1.          Quelle est la norme de contrôle judiciaire applicable à la décision de la protonotaire?

2.          La protonotaire a-t-elle commis une erreur révisable?

Dispositions législatives pertinentes

[15]            Le paragraphe 249(1) des Règles des Cours fédérales (1998), précitées, prévoit :

249. (1) La Cour peut, sur requête, si elle l'estime nécessaire ou opportun pour obtenir des renseignements complets ou une preuve complète, ordonner à l'égard des biens qui font l'objet de l'action ou au sujet desquels une question peut y être soulevée:

a) que des échantillons de ces biens soient prélevés;

b) que l'examen de ces biens soit effectué;

c) que des expériences soient effectuées sur ces biens ou à l'aide de ceux-ci.

249. (1) On motion, where the Court is satisfied that it is necessary or expedient for the purpose of obtaining information or evidence in full, the Court may order, in respect of any property that is the subject-matter of an action or as to which a question may arise therein, that

(a) a sample be taken of the property;

(b) an inspection be made of the property; or

(c) an experiment be tried on or with the property.

Analyse et décision

[16]            Première question

Quelle est la norme de contrôle judiciaire applicable à la décision de la protonotaire?

La Cour d'appel fédérale a affirmé, au paragraphe 19 de la décision Merck & Co., Inc. c. Apotex Inc., 2003 CAF 488, que le juge saisi de l'appel d'une ordonnance discrétionnaire d'un protonotaire ne doit pas intervenir sauf dans les cas où :

1.          l'ordonnance porte sur des questions ayant une influence déterminante sur l'issue du principal,


2.          l'ordonnance est entachée d'erreur flagrante, en ce sens que le protonotaire a exercé son pouvoir discrétionnaire en vertu d'un mauvais principe ou d'une mauvaise appréciation des faits.

[17]            En l'espèce, l'appelante a fait valoir que la Cour devrait exercer son pouvoir discrétionnaire de novo, puisque la protonotaire avait exercé le sien en vertu d'un mauvais principe. L'intimée a soutenu que la protonotaire avait exercé son pouvoir discrétionnaire en vertu du bon principe, soit la pertinence, et que l'appelante demande à la Cour d'appliquer le même principe, mais de substituer son propre pouvoir discrétionnaire à celui de la protonotaire. En l'espèce, la protonotaire avait exercé son pouvoir discrétionnaire de rejeter une partie d'une requête en vue d'une inspection et d'une remise de pièces, ce qui ne constitue pas une question déterminante pour l'issue finale de la cause.
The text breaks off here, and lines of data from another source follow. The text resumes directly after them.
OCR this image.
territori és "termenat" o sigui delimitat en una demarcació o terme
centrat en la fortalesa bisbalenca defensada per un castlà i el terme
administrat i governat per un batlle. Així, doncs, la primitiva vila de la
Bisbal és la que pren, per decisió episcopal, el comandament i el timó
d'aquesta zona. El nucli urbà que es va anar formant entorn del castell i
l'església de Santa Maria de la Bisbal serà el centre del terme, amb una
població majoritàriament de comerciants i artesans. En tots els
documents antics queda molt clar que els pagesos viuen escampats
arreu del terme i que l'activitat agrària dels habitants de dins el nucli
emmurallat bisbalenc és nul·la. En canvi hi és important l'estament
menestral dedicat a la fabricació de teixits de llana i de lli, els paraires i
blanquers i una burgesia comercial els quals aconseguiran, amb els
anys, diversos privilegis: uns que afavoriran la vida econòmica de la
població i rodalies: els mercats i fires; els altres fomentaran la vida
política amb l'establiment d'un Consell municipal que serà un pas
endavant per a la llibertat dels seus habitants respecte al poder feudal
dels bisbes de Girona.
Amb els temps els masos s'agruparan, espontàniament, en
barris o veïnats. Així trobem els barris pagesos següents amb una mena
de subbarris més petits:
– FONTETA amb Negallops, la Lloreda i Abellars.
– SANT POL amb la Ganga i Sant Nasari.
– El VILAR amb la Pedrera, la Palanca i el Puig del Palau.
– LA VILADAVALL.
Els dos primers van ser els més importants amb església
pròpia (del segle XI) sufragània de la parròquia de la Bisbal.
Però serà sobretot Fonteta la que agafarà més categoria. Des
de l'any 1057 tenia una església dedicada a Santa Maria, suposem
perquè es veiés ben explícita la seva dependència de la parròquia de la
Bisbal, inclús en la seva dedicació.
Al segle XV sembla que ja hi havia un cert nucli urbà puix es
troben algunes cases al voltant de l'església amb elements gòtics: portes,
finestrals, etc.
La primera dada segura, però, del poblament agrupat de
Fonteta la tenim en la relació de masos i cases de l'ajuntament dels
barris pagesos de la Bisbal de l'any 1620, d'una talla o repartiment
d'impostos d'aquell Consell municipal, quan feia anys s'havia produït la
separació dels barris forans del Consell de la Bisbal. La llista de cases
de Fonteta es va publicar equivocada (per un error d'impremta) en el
Je dois maintenant décider si la protonotaire a commis une « erreur flagrante, en ce sens qu'[elle] a exercé son pouvoir discrétionnaire en vertu d'un mauvais principe ou d'une mauvaise appréciation des faits » . En me fondant sur le raisonnement qui suit, je conclurais que la protonotaire n'a pas commis d'erreur en jugeant qu'une analyse de la réalisation commerciale du brevet 644 pourrait fournir des éléments de preuve susceptibles d'être pertinents pour trancher la question de la validité du brevet. Par conséquent, je ne devrait pas exercer mon pouvoir discrétionnaire de novo.

[18]            Deuxième question

La protonotaire a-t-elle commis une erreur révisable?
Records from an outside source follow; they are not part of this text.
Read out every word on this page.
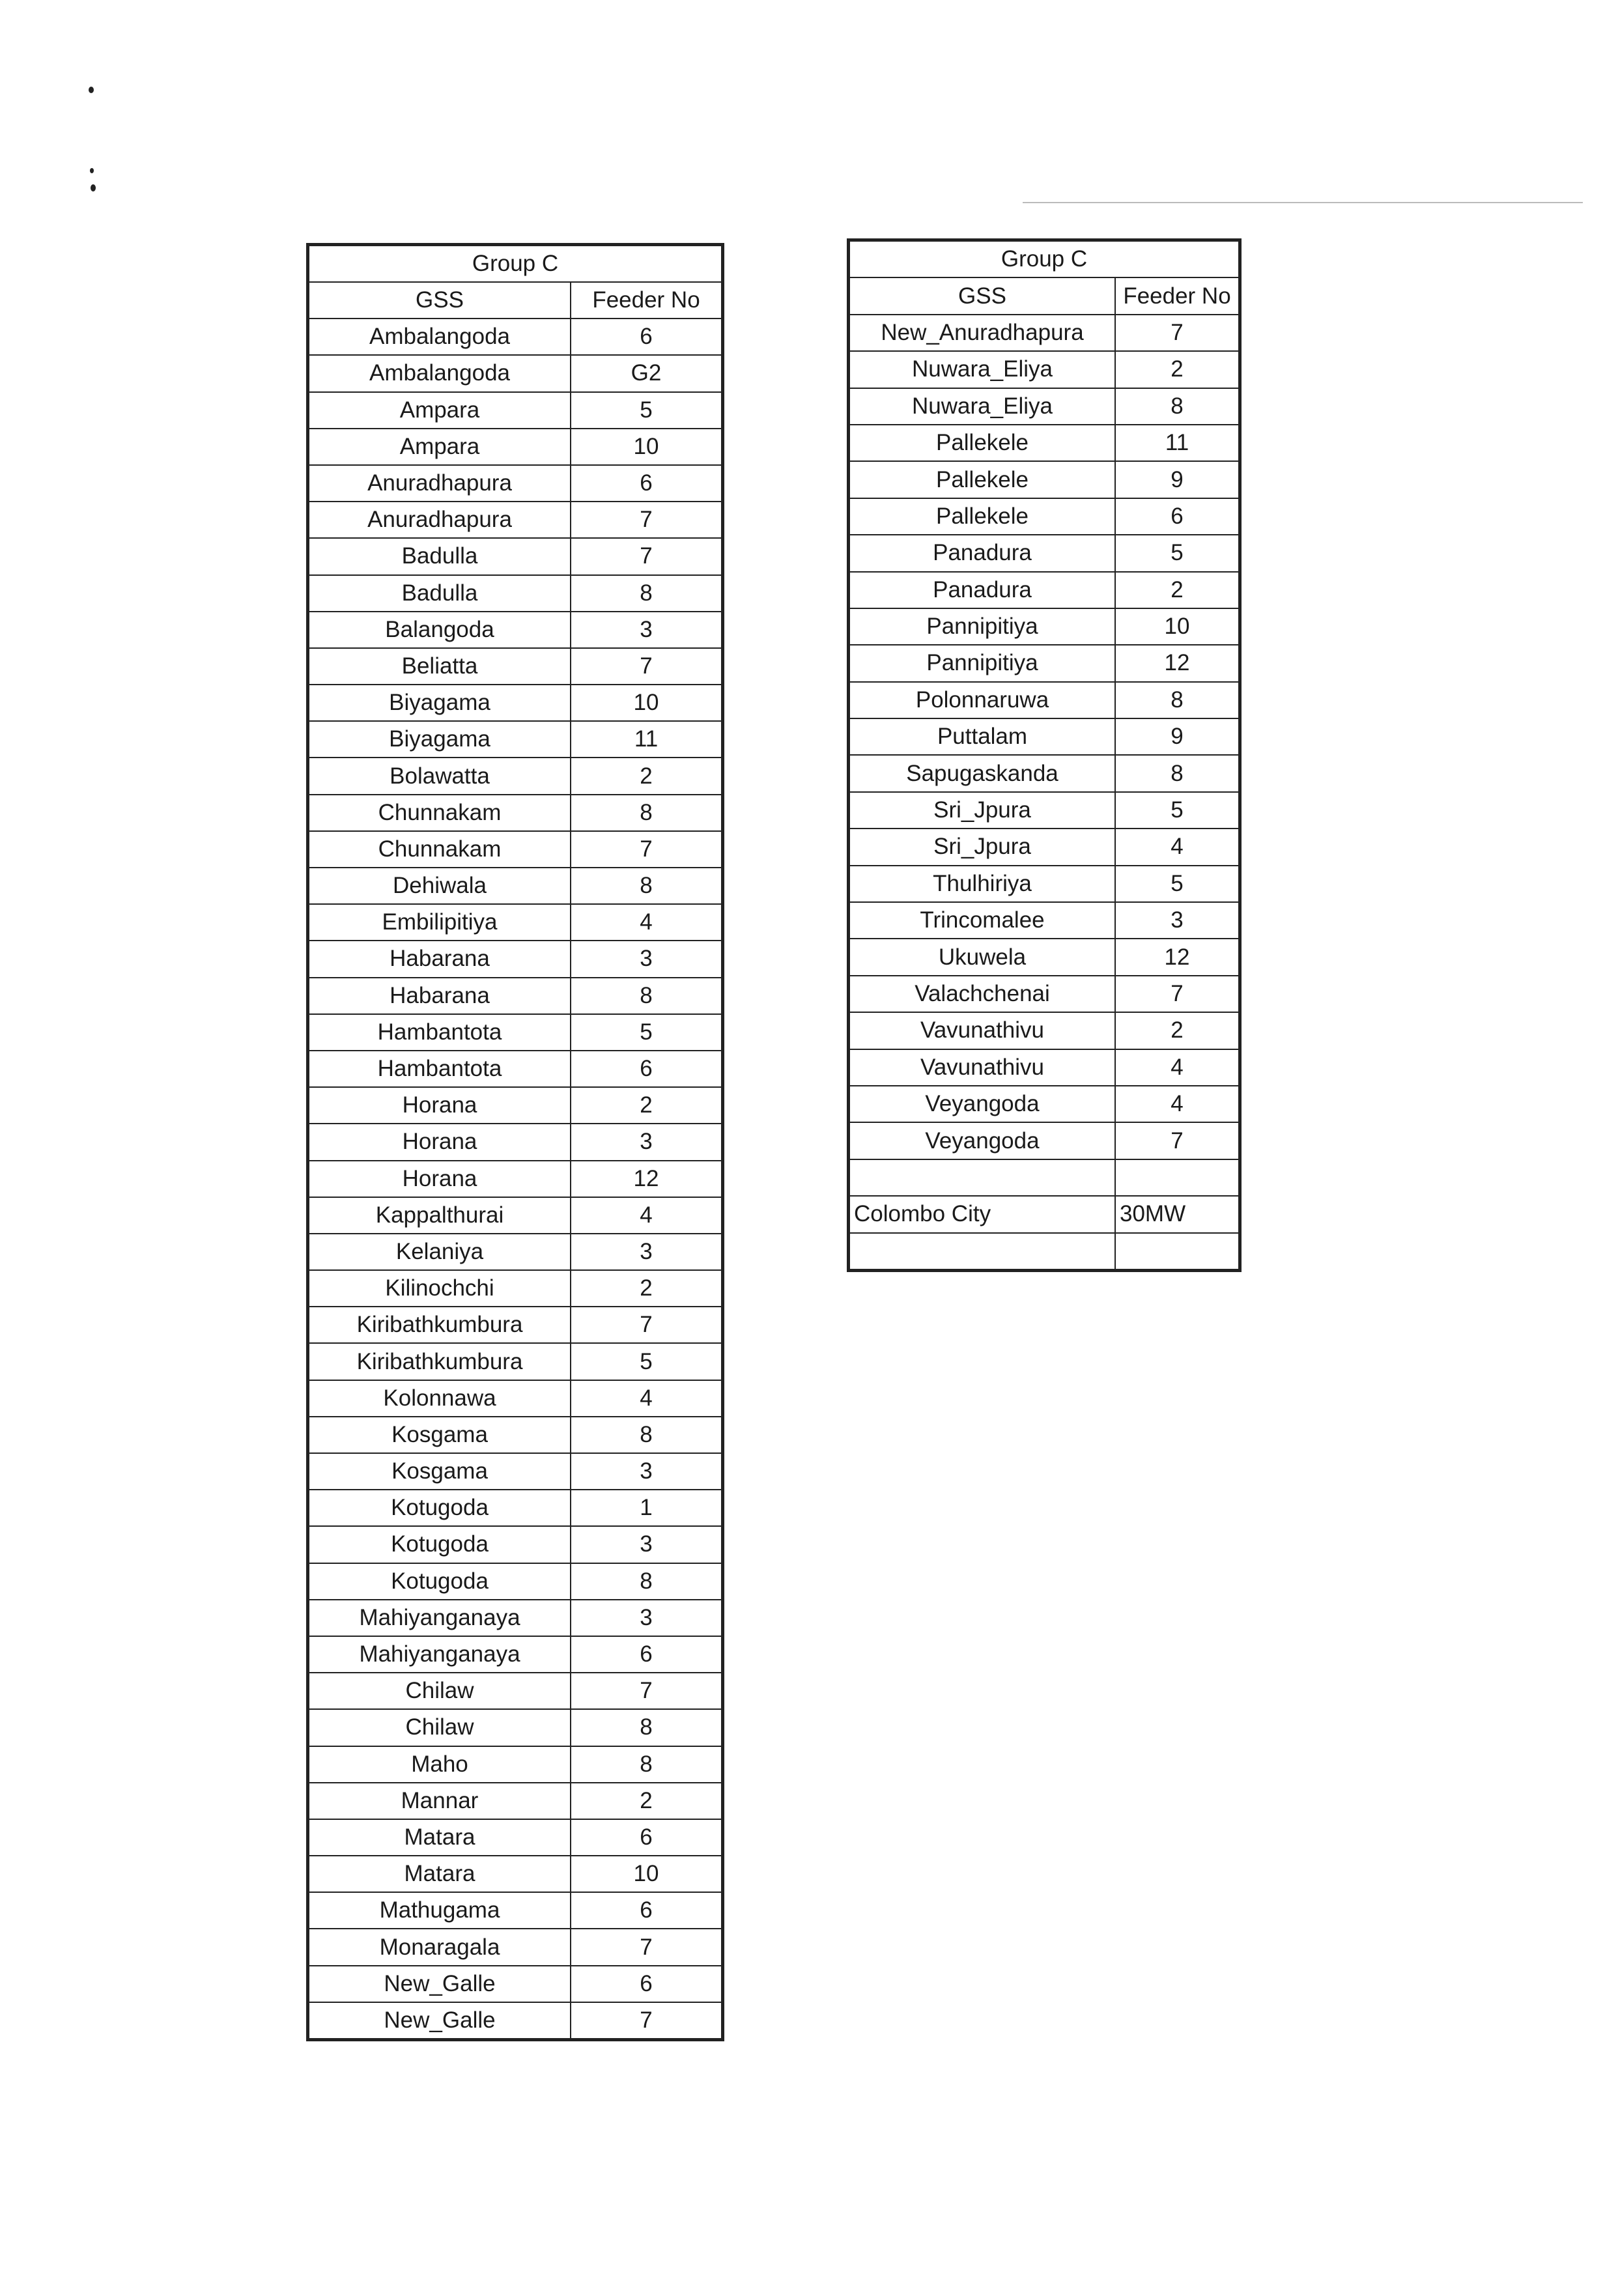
Group C	
GSS	Feeder No
Ambalangoda	6
Ambalangoda	G2
Ampara	5
Ampara	10
Anuradhapura	6
Anuradhapura	7
Badulla	7
Badulla	8
Balangoda	3
Beliatta	7
Biyagama	10
Biyagama	11
Bolawatta	2
Chunnakam	8
Chunnakam	7
Dehiwala	8
Embilipitiya	4
Habarana	3
Habarana	8
Hambantota	5
Hambantota	6
Horana	2
Horana	3
Horana	12
Kappalthurai	4
Kelaniya	3
Kilinochchi	2
Kiribathkumbura	7
Kiribathkumbura	5
Kolonnawa	4
Kosgama	8
Kosgama	3
Kotugoda	1
Kotugoda	3
Kotugoda	8
Mahiyanganaya	3
Mahiyanganaya	6
Chilaw	7
Chilaw	8
Maho	8
Mannar	2
Matara	6
Matara	10
Mathugama	6
Monaragala	7
New_Galle	6
New_Galle	7
Group C	
GSS	Feeder No
New_Anuradhapura	7
Nuwara_Eliya	2
Nuwara_Eliya	8
Pallekele	11
Pallekele	9
Pallekele	6
Panadura	5
Panadura	2
Pannipitiya	10
Pannipitiya	12
Polonnaruwa	8
Puttalam	9
Sapugaskanda	8
Sri_Jpura	5
Sri_Jpura	4
Thulhiriya	5
Trincomalee	3
Ukuwela	12
Valachchenai	7
Vavunathivu	2
Vavunathivu	4
Veyangoda	4
Veyangoda	7

Colombo City	30MW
La requête incidente de la défenderesse dont la protonotaire était saisie sollicitait ce qui suit :

1.          une ordonnance du type de celle jointe à la requête comme annexe A, exigeant de la demanderesse qu'elle remette, aux fins d'inspection et d'examen par les défenderesses, des échantillons de son produit S-Posilok tant neufs « tels que construits » qu'usagés;

2.          une ordonnance enjoignant à la demanderesse de répondre à une liste de questions;

3.          une ordonnance condamnant la demanderesse à payer les dépens de la défenderesse.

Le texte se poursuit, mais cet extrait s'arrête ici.